L’automne, c’est la saison des « stats », des bilans, des rapports. Peu de temps avant que ne soient discutés les budgets sécurité 2010, comme par hasard. Malgré l’orientation de certaines de ces études, réalisées par des entreprises du sérail, il se dégage une certaine cohérence des observations. La crise aidant, les cybertruands deviennent plus méthodiques, plus efficaces, et surtout travaillent à plus grande échelle, quitte à abandonner du jour au lendemain une « vieille technique qui a fait ses preuves » pour une méthode plus radicale et parfois plus violente.

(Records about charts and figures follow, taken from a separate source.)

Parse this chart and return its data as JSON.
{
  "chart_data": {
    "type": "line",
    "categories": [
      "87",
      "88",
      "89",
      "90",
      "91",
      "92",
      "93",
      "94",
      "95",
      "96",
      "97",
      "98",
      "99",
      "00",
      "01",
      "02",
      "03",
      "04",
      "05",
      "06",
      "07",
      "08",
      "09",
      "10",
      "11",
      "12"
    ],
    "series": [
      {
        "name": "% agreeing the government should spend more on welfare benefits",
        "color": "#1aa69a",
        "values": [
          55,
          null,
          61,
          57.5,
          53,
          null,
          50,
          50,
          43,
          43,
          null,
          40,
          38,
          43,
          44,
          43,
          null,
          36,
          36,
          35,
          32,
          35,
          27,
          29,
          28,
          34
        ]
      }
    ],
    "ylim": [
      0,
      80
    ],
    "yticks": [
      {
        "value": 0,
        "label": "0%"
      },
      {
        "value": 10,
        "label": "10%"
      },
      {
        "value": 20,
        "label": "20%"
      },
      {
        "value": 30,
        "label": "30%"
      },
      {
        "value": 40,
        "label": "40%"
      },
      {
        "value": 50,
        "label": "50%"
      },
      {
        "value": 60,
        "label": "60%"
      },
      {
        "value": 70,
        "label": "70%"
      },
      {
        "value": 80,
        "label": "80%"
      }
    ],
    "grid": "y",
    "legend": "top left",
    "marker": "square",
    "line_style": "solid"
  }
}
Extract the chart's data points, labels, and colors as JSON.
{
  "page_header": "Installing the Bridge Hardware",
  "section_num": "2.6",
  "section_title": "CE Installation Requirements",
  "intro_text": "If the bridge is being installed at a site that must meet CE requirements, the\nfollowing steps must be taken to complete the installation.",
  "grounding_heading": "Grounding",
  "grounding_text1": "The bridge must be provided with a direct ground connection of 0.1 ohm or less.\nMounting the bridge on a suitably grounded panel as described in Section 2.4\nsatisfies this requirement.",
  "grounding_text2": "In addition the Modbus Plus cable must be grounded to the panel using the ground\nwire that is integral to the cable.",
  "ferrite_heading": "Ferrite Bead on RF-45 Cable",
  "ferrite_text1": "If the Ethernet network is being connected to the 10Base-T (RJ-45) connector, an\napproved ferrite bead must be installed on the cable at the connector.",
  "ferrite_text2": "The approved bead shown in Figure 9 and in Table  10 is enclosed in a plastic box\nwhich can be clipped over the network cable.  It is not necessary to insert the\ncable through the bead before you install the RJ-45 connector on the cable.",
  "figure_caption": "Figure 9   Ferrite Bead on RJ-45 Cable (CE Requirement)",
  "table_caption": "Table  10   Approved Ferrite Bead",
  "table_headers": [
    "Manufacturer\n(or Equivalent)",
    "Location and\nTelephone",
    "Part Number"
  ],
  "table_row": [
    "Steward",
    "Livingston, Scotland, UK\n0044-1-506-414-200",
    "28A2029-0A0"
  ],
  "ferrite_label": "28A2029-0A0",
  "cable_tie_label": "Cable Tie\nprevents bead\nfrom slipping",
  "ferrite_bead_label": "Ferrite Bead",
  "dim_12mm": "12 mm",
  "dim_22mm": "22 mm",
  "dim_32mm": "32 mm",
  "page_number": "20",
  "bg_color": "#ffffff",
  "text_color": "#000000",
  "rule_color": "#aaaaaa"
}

Place aux chiffres.
C’est au cours d’une conférence de presse organisée en fin de semaine dernière qu’IBM, en la personne de Jean-Paul Ballerini, a publié les résultats de la Xforce d’ISS. Une analyse chiffrée dont les métriques sont parfois surprenantes par leur démesure : 3200 vulnérabilités déclarées durant la première moitié 2009. Un chiffre en baisse par rapport à l’an passé, mais qui masque mal une véritable montée en puissance du nombre d’exploitations, notamment des injections SQL et des attaques ActiveX. Proportionnellement parlant, précisent les bénédictins de l’ISS, 50,4% des vulnérabilités répertoriées sont celles d’applications Web. Reste que la palme de la plus belle exploitation, la plus populaire auprès des auteurs de malware, est indiscutablement celle qui tire parti d’une des nombreuses failles ayant, durant ces 6 derniers mois, affecté le format PDF.
Si l’on considère le problème sous l’angle des grandes familles de vecteur d’agression, ce sont les Troyens qui arrivent en tête, avec 55% des attaques constatées. Dans la catégorie « techniques d’exploitation, les liens Web « pourris » (redirections malignes) ont crû durant le premier semestre 2008 de plus de 508%. A noter que dans cette catégorie, de très importants changements sont survenus dans le paysage de la cyberdélinquance mondiale. Après une violente montée en puissance durant les mois de juin-juillet-août, le phishing s’est brusquement effondré, concurrencé par de nouvelles techniques d’attaques financières. Aujourd’hui, le phishing ne représente plus que 0,1% du volume de spam mondial.
D’où viennent ces failles ? D’un nombre restreint d’éditeurs affirme IBM. 24% des vulnérabilités publiées proviennent du top 10 des vendeurs de logiciels. Par ordre d’importance, Microsoft, Apple, Sun et Joomla, qui ont totalisé respectivement, tout au long de l’année 2008, 3,16, 3,04, 2,19 et 2,07% des trous de sécurité « officiels ». A noter, pour la période du premier trimestre 2009, que le tiercé gagnant était établi, dans l’ordre, par Apple (3,8%), Sun (3,6%) et Microsoft (3,1%), un renversement de tendance peut-être purement conjoncturel, mais assez surprenant pour qu’il soit mentionné.
Plus inquiétant sont les résultats du recensement des correctifs visant à colmater les failles susmentionnées. Près de 49% des vulnérabilités découvertes Q1-Q2 2009 n’étaient pas corrigées au bout des 6 mois considérés. Le « grand vainqueur » dans cette course au trou béant est la communauté Joomla, avec 80% de failles non « fixées ». Apple vient en seconde place, avec 18% de failles laissées béantes, talonné par Microsoft avec 17% de trous « connus mais non bouchés ». Il faut, comme à l’accoutumée, lire ces chiffres avec une prudence extrême. Si l’on peut affirmer sans se tromper que les applications Web 2.0 mal entretenues (Joomla) sont à coup sûr de formidables vecteurs d’infection, les 17 à 18% de trous béants chez Microsoft et Apple sont souvent des bugs soit non exploitables, soit de conséquences mineures (quoique les événements récents, IIS-ftp, smbv2, tendent à prouver le contraire).
Un dernier chiffre pour la route ? Probablement celui qui fera le plus plaisir à l’Owasp : de manière générale, les attaques se répartissent comme suit : 75% (en volume) visent les applications Web et 25% tentent de s’introduire via les « couches réseau ». Comparativement, les budgets alloués aux investissements de défense sont à 90% affectés au poste réseau et à 10% dédiés aux applications Web.